Volunteer: “I have no idea.”
He told me I had to go “back” through security to get out of Super Bowl City and back into, presumably, the City of San Francisco. But I never went through security. I just got on BART and got off in the middle of it.
It was all a bit Alice in Wonderland. As, apparently, is the deal the city struck with the NFL to construct this monstrosity.
Last Sunday, I was on Press:Here with long-time civic reporter Joe Eskenazi, currently with San Francisco Magazine. He’s examined stadium deals, Olympic bids any other sports related thing Bay Area cities have embarked on. He’s known for his great work at alternative weeklies like the Bay Area Guardian and SF Weekly-- two publications whose politics I frequently disagree with.
But Eskenazi knows his shit, and I’m a big fan of his work. Notice in the video, I mention this amazing SF Weekly cover describing why San Francisco is the Worst Run Big City in America as an example of what he’s talking about. Turns out he wrote it along with Benjamin Wachs. He was also the one who uncovered the details of the closed door meeting where Ron Conway pressured other city leaders not to support Aaron Peskin in the last election, that Paul wrote about here.
I imagine Eskenazi and I would disagree mightily on tech’s role in San Francisco and whether it is good or bad. But given the control and money and voting power it wields these days, I’m glad there are reporters like Eskenazi out there to keep “us” honest.
In this segment we discuss the Super Bowl. It isn’t just annoying for residents like me. (And seemingly wildly disorganized.) There are basic questions about why the city didn’t require the NFL repay the out of pocket costs and even more basic questions that have gone unanswered like who negotiated the deal.
Take a look:
Last week Fusion published an excellent story about San Francisco hiding its homeless population in anticipation of the event. For those of us living here it has been a night and day difference. Tent cities that have been on certain city blocks since I moved here were suddenly gone around the middle of last week and haven’t come back.

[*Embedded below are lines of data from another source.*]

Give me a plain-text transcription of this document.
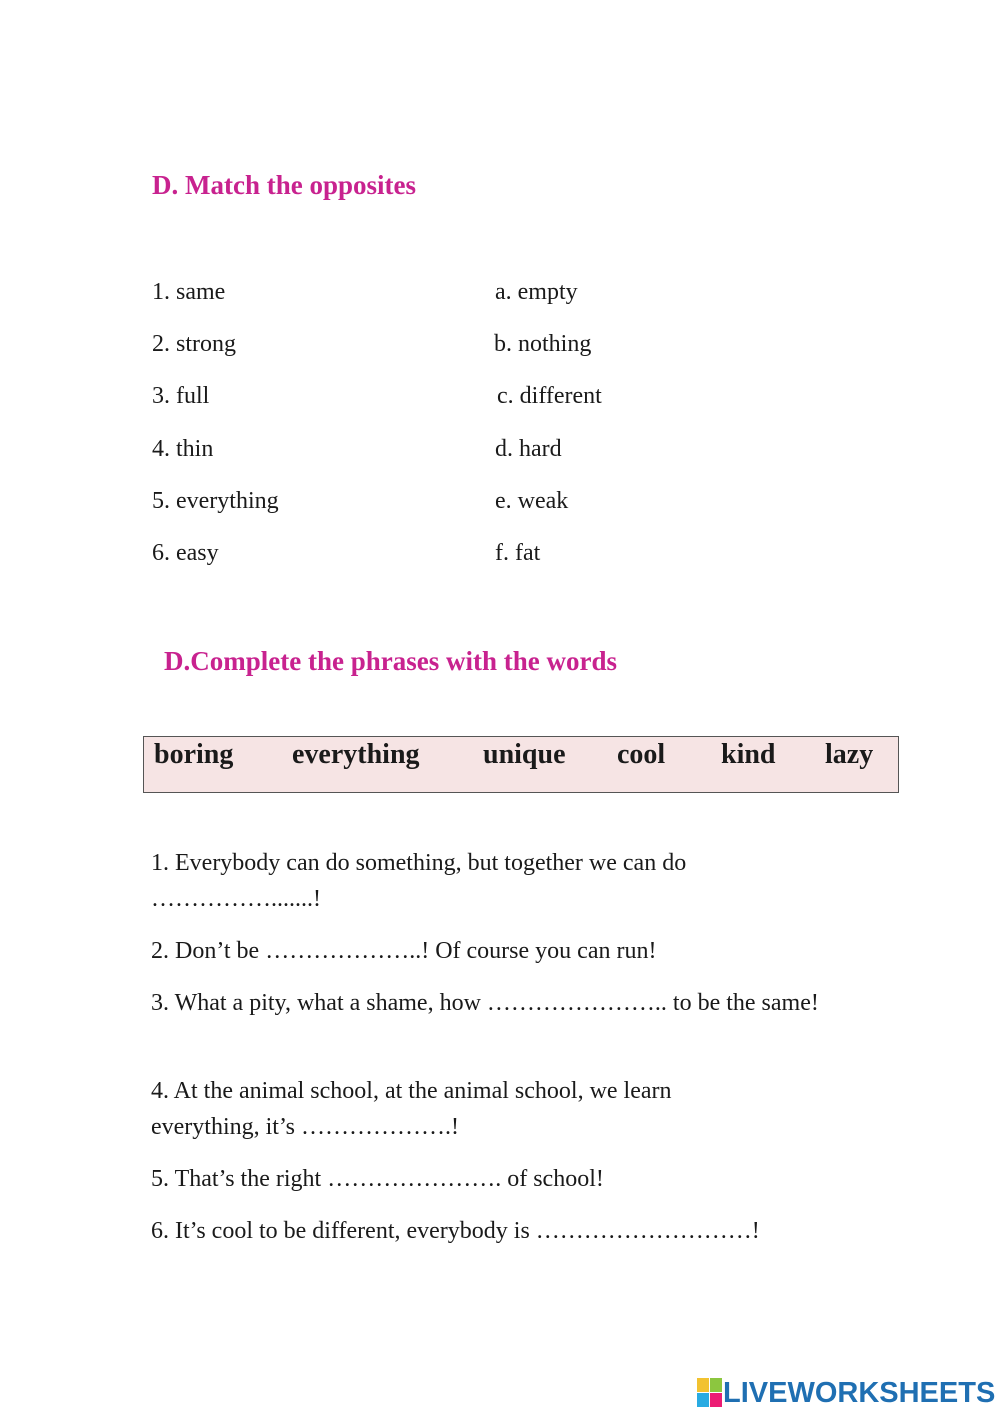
D. Match the opposites
1. same
2. strong
3. full
4. thin
5. everything
6. easy
a. empty
b. nothing
c. different
d. hard
e. weak
f. fat
D.Complete the phrases with the words
boring everything unique cool kind lazy
1. Everybody can do something, but together we can do …………….......!
2. Don’t be ………………..! Of course you can run!
3. What a pity, what a shame, how ………………….. to be the same!
4. At the animal school, at the animal school, we learn everything, it’s ……………….!
5. That’s the right …………………. of school!
6. It’s cool to be different, everybody is ………………………!
LIVEWORKSHEETS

Sure that happens in lots of cities but that it is happening in San Francisco is astounding. Anytime the city proposes even modest legislation around the homeless, many of the city’s progressive voices fight them. Several years ago when legislation was proposed to ban homeless people from laying in front of doors of open store fronts during business hours the protests were so great that mattresses were set on fire in the Mission.
I asked Eskenazi why we weren’t seeing any protests this time. Is the allure of the Super Bowl so great? Eskenazi’s answer was one I didn’t expect: Those protests were years ago and those protesters have been priced out of the city.
We all know the city’s recent tech boom has been changing San Francisco. It’s richer and more white, which is ironic given how much the tech world likes to think of itself as a “meritocracy.” But if Eskenazi is right, the city might be on the precipice of changing a lot more in coming years...even after Super Bowl City is long gone.